I figured if you could give a day-by-day analysis of someone’s state, but also introduce links between that data and the environment and other knowledge about their lifestyle; it might be able to inform a wider understanding of dementia in a research setting as well.

The aim behind the development is to stimulate the mental health of people with dementia through the Alexa-based medical device. Furthermore, the solution will not be question-and-answer focused but will let people recall their own experiences.

He further added,

To move away from a clinical assessment tool to something that has a bit of banter woven into the story allows someone to be a bit more engaged with it, and they don’t find it quite as threatening, or clinical.

The aim is to have some resonance with the story and trigger thought processes.

What will the approach of the Alexa-based device be like?

According to Pearson, the approach can achieve the following three things

The first one is helping people live independently for longer in their own homes. Part of it will include things like reminders, including taking medication or a drink of water, going and doing a bit of exercise, and a reminder to put the bins out. So, from a family member’s point of view, it gives peace of mind about a relative that they can live independently for just a little bit longer.
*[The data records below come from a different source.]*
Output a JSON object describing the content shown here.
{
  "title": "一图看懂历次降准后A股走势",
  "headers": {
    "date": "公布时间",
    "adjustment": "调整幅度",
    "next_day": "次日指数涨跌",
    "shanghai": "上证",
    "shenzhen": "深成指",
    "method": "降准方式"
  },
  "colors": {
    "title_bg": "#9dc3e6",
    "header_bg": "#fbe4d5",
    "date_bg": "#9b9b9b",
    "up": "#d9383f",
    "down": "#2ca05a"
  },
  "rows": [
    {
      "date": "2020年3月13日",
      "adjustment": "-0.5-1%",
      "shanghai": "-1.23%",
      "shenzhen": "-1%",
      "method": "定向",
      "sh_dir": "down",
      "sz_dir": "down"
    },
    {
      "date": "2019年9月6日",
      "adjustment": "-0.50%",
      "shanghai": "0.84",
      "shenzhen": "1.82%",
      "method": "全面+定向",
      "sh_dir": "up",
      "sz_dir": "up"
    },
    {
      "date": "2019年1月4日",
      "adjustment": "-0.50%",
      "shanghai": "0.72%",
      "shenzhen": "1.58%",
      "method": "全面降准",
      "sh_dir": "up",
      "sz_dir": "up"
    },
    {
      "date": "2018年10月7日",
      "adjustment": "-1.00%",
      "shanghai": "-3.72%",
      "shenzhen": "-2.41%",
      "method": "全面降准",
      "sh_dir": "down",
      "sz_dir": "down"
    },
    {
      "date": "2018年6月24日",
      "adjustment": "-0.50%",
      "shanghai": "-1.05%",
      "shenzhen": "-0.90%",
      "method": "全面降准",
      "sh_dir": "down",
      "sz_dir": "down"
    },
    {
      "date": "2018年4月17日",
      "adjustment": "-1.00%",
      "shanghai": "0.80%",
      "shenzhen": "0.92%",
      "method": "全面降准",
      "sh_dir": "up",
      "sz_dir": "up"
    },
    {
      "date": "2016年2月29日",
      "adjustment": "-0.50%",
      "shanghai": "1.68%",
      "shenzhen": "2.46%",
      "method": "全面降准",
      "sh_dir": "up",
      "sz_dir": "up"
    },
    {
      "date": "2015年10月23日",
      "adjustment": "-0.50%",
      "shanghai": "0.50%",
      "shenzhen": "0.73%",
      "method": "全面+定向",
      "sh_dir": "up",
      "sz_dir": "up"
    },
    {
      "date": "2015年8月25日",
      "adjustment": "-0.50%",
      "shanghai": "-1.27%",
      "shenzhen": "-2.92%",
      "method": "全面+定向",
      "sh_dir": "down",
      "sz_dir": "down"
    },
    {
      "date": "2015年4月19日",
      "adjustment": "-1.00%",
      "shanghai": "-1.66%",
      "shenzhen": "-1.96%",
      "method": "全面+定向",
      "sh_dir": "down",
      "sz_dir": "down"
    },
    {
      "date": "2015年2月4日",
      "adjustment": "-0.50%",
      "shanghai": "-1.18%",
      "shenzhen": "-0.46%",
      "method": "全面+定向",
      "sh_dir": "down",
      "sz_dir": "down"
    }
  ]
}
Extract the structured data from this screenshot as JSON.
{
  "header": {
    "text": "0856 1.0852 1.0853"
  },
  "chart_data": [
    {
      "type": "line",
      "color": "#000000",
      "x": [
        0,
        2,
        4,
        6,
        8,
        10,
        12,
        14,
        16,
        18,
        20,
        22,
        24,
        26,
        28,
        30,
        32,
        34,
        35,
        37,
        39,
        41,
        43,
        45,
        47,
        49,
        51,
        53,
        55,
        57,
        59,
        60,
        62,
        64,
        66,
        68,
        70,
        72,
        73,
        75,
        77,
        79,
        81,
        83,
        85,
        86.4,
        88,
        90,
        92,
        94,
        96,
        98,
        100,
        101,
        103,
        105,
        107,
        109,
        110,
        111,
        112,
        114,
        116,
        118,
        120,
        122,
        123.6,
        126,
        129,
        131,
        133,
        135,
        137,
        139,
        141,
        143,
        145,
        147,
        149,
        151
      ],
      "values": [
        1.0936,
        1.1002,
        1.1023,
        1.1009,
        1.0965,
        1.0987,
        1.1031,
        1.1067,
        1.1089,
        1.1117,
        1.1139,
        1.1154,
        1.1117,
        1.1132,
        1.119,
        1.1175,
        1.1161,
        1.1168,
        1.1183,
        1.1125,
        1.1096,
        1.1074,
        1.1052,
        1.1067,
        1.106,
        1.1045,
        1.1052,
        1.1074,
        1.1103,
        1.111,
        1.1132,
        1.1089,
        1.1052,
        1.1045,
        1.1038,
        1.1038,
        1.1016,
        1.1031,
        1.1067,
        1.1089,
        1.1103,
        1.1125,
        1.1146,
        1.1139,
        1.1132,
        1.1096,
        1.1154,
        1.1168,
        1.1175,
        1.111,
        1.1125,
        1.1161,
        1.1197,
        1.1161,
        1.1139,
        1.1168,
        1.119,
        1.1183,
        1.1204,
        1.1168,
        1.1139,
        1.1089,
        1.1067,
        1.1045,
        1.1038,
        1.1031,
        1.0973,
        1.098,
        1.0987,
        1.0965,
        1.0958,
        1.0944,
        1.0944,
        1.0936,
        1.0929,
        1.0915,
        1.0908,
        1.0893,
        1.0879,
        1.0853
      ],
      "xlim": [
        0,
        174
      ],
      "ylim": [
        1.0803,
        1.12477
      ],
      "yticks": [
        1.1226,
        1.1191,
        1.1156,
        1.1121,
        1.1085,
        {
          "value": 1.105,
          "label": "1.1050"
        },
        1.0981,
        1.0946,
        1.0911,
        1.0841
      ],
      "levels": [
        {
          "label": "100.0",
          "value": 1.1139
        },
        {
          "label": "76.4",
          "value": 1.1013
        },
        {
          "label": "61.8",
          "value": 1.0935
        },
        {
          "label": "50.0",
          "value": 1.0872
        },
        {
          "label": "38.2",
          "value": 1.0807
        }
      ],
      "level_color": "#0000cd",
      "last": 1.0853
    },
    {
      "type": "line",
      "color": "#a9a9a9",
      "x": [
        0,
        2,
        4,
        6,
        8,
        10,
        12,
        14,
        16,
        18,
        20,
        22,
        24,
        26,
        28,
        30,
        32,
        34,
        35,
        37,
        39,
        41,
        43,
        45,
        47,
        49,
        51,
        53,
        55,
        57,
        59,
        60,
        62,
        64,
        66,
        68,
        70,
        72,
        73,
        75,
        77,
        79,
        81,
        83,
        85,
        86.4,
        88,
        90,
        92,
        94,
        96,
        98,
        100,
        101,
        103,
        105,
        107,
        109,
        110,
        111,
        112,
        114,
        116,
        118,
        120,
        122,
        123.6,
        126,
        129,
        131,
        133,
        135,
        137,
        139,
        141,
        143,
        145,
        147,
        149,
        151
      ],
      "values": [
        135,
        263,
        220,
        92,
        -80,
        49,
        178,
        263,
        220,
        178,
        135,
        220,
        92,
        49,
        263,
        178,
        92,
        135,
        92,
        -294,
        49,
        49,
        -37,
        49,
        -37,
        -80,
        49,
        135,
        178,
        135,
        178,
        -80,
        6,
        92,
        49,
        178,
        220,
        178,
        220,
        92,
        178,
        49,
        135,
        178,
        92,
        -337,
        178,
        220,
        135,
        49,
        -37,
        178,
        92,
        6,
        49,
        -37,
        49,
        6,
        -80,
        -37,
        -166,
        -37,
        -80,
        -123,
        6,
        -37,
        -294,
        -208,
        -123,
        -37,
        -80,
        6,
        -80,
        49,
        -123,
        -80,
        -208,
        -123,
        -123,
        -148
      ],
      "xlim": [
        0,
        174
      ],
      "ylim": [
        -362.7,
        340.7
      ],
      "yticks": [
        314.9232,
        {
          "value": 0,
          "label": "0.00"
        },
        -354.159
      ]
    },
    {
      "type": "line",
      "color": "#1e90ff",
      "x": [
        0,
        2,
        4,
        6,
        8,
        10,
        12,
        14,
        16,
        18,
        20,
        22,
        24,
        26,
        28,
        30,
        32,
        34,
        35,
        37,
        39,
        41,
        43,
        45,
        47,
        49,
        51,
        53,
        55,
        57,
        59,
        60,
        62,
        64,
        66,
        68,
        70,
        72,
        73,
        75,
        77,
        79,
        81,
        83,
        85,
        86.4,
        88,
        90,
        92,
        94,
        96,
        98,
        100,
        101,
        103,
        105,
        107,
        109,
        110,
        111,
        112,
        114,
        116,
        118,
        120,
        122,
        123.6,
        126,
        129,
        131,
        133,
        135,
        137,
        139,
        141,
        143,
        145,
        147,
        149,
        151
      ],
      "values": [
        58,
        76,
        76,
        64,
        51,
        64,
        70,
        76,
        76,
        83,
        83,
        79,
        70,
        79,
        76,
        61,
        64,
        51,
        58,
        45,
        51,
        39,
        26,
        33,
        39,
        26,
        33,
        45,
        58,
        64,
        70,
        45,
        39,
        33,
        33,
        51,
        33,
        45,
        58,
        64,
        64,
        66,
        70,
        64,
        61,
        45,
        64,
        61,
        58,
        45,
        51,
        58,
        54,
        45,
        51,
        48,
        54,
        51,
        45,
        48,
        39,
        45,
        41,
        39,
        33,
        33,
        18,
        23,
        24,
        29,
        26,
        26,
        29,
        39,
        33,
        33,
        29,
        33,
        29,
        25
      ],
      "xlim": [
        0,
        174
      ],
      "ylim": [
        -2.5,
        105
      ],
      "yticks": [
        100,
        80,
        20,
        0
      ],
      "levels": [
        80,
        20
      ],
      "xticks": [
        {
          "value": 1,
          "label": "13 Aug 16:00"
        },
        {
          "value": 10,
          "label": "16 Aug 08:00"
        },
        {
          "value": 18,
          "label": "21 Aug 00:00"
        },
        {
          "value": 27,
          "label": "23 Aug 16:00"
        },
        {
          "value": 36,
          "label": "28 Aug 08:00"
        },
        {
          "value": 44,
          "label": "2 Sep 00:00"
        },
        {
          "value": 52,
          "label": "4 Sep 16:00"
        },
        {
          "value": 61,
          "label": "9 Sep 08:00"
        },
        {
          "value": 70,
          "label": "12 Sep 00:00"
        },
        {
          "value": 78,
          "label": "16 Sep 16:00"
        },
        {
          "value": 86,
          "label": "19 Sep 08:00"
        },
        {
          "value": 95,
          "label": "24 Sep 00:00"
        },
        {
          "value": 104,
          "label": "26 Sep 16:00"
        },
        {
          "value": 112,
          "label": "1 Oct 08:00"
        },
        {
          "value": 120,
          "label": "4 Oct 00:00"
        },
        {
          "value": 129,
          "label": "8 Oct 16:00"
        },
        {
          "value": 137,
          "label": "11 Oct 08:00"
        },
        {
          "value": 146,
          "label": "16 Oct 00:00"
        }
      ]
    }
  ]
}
The second thing is providing a reliable, consistent source of dementia assessment information that can be used to engage with clinical people and doing that in a way that isn’t resource dependent on clinicians or nurses and home visits and all those other things.

It will move away from needing day-to-day NHS resources to deliver assessments reliably at an individual level. The third thing I think is building on the wider context is if this can be embedded in a wider population to support in the field, the NHS or another organisation, then across a huge population of people, you can also develop a data set that you know is not unique to an individual.

Environmental factors and weather examples can help understand the triggers of dementia and improve the quality of life based on that.

Pearson’s idea started in February and is about to go through its first trial. Furthermore, he also received support from Nuffield Partnership and Ingenuity Programme. He also said that he aims to use the funding at his disposal to accelerate the market product.

 I’m confident that from a deliverability point of view there are blockers at the moment so I’m quite positive about it.